MaxViT Small TF 512
Property | Value |
---|---|
Parameter Count | 69.1M |
Input Resolution | 512x512 |
Top-1 Accuracy | 86.10% |
License | Apache 2.0 |
Paper | MaxViT: Multi-Axis Vision Transformer |
What is maxvit_small_tf_512.in1k?
MaxViT Small TF 512 is a variant of the MaxViT architecture that combines the strengths of convolutional neural networks and transformers. Originally trained in TensorFlow and ported to PyTorch, this model is optimized for 512x512 image inputs and represents an efficient balance between model size and performance.
Implementation Details
The model implements a hybrid architecture with 69.1M parameters and requires 67.26 GMACs for inference.

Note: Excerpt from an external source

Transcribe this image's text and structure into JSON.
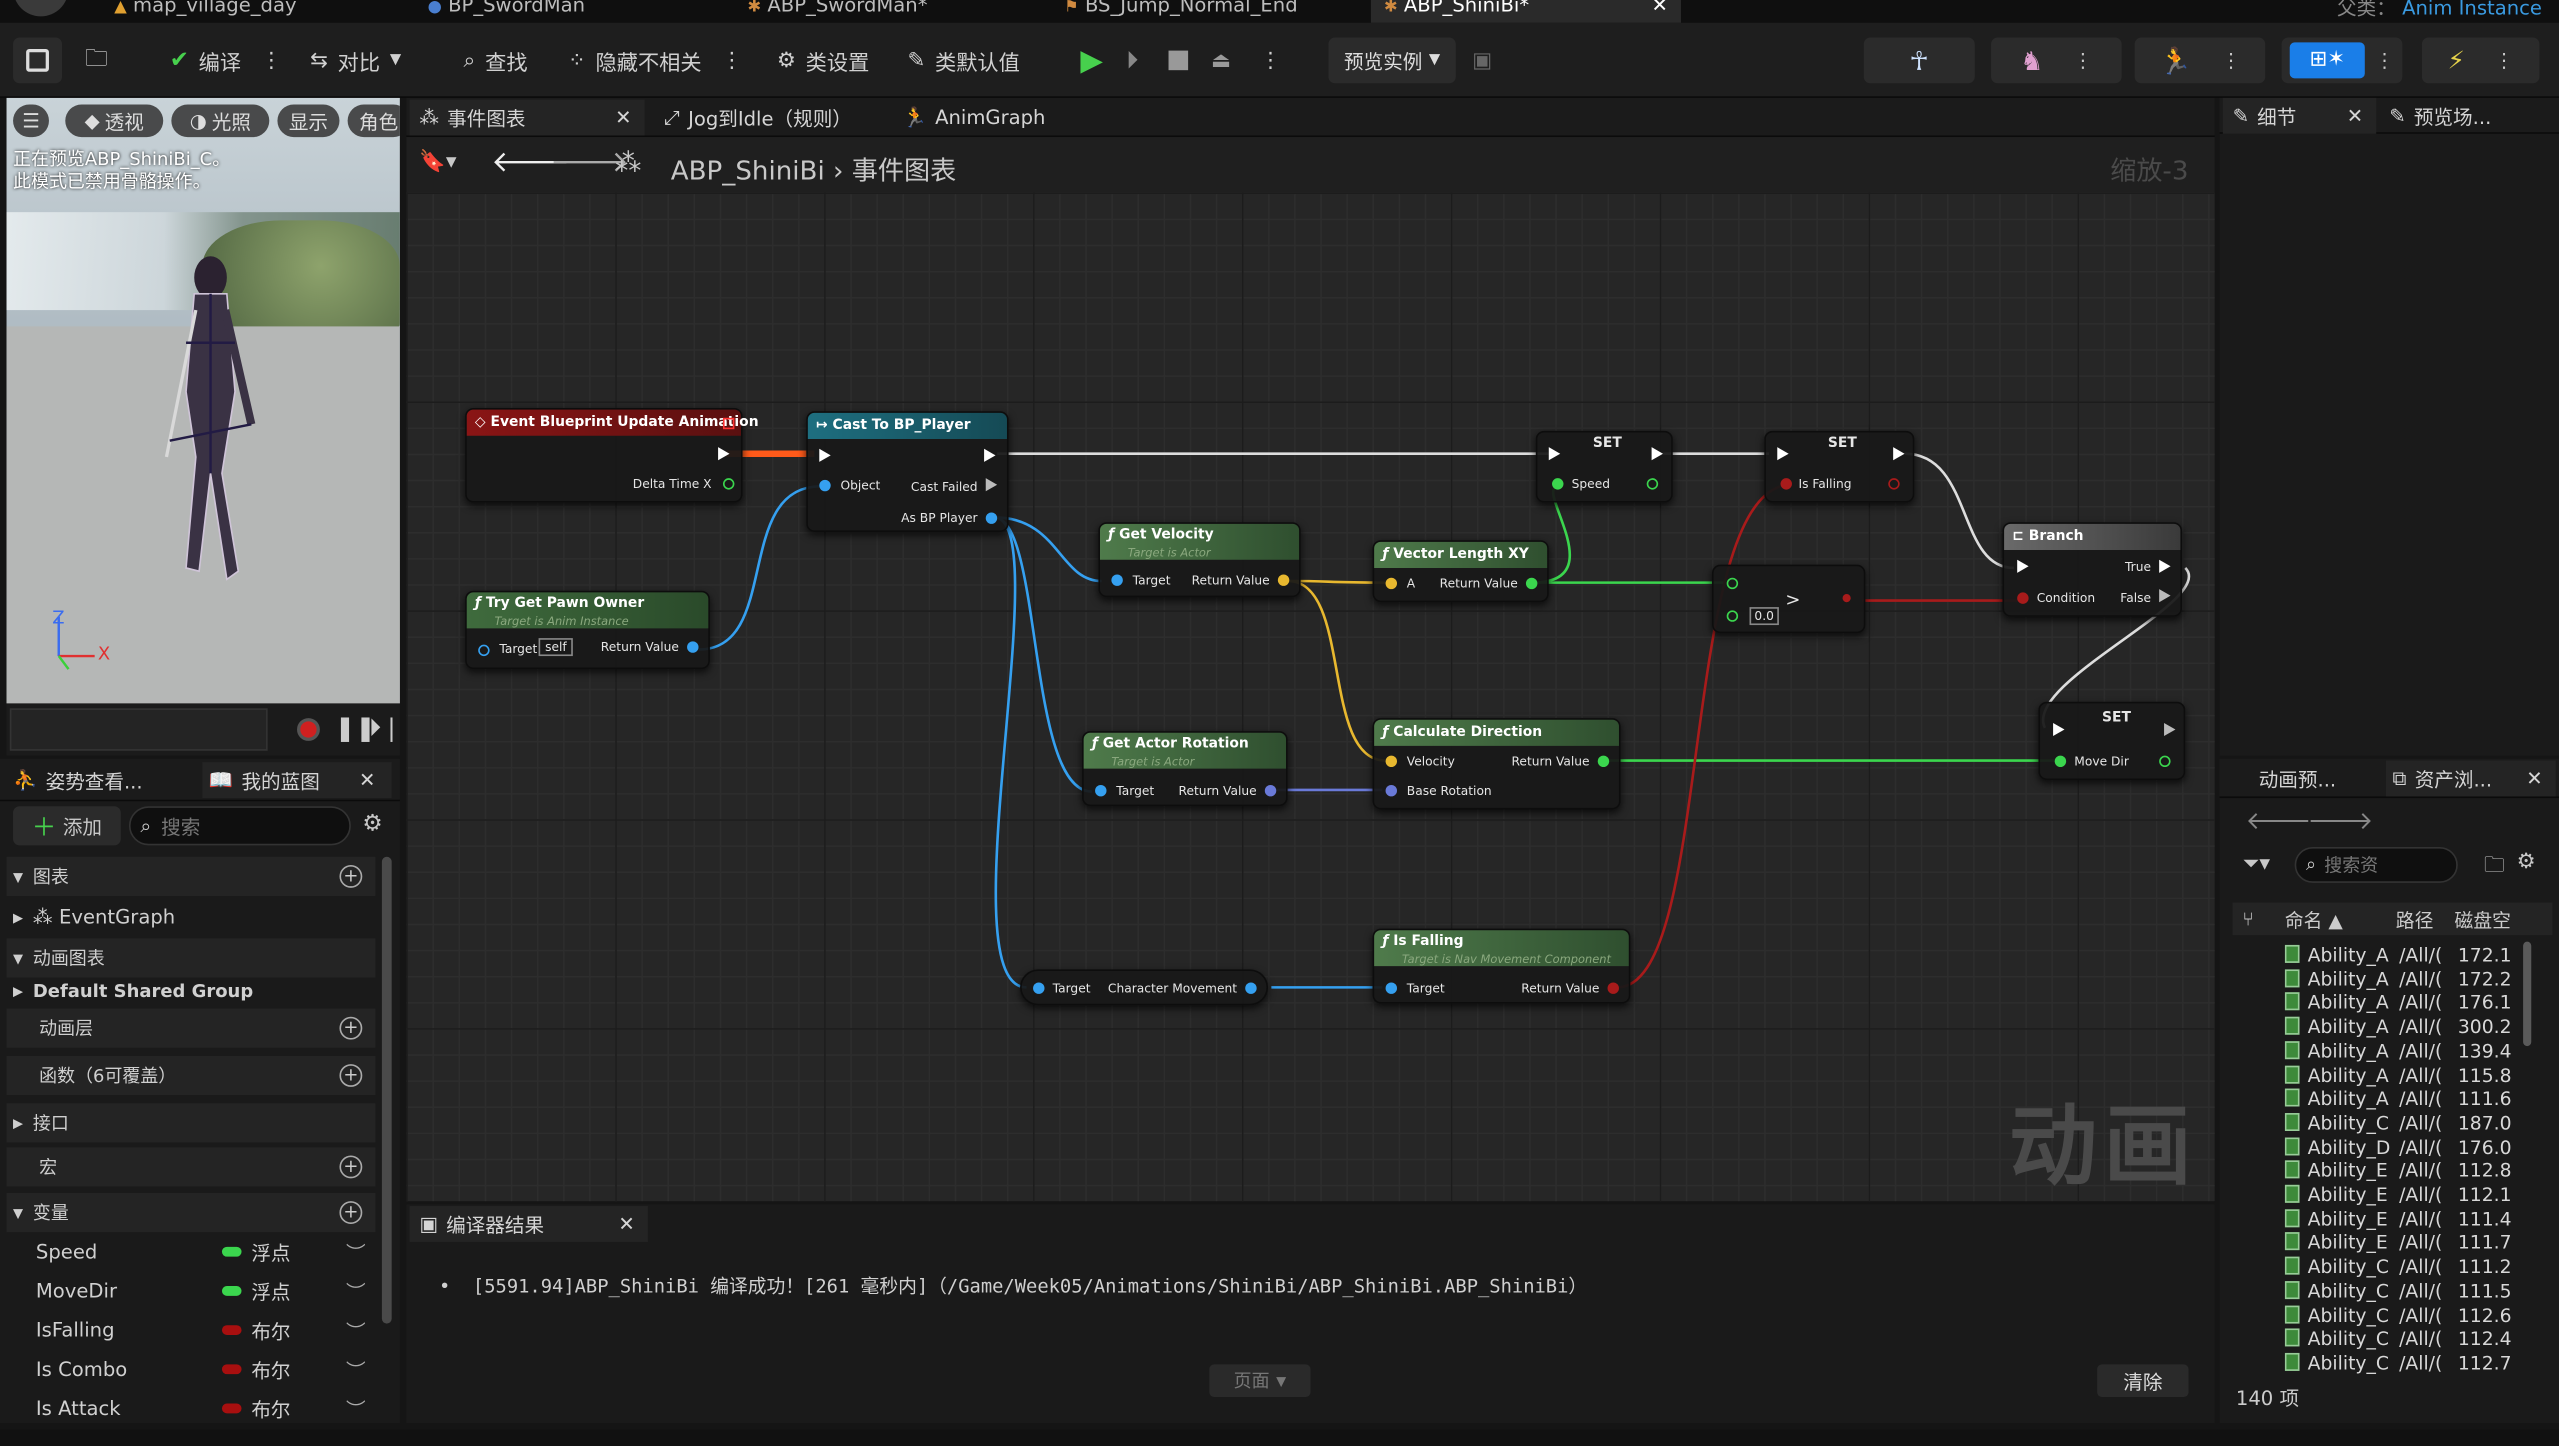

It features a unique combination of MBConv blocks and self-attention mechanisms across multiple axes, utilizing both window and grid attention patterns.
- Achieves 86.10% top-1 accuracy on ImageNet-1K
- Processes 88.63 samples per second during inference
- Uses 383.77M activations during forward pass
- Optimized for high-resolution 512x512 input images
Core Capabilities
- Image classification with 1000 classes (ImageNet)
- Feature extraction capabilities for downstream tasks
- Efficient handling of high-resolution images
- Balanced performance-to-parameter ratio
Frequently Asked Questions
Q: What makes this model unique?
This model uniquely combines MBConv blocks with multi-axis attention mechanisms, offering a balance between computational efficiency and accuracy. Its 512x512 resolution support makes it particularly suitable for applications requiring detailed image analysis.
Q: What are the recommended use cases?
The model is well-suited for high-resolution image classification tasks, transfer learning applications, and scenarios where a good balance between accuracy and computational efficiency is required. It's particularly effective for applications needing detailed feature extraction from larger images.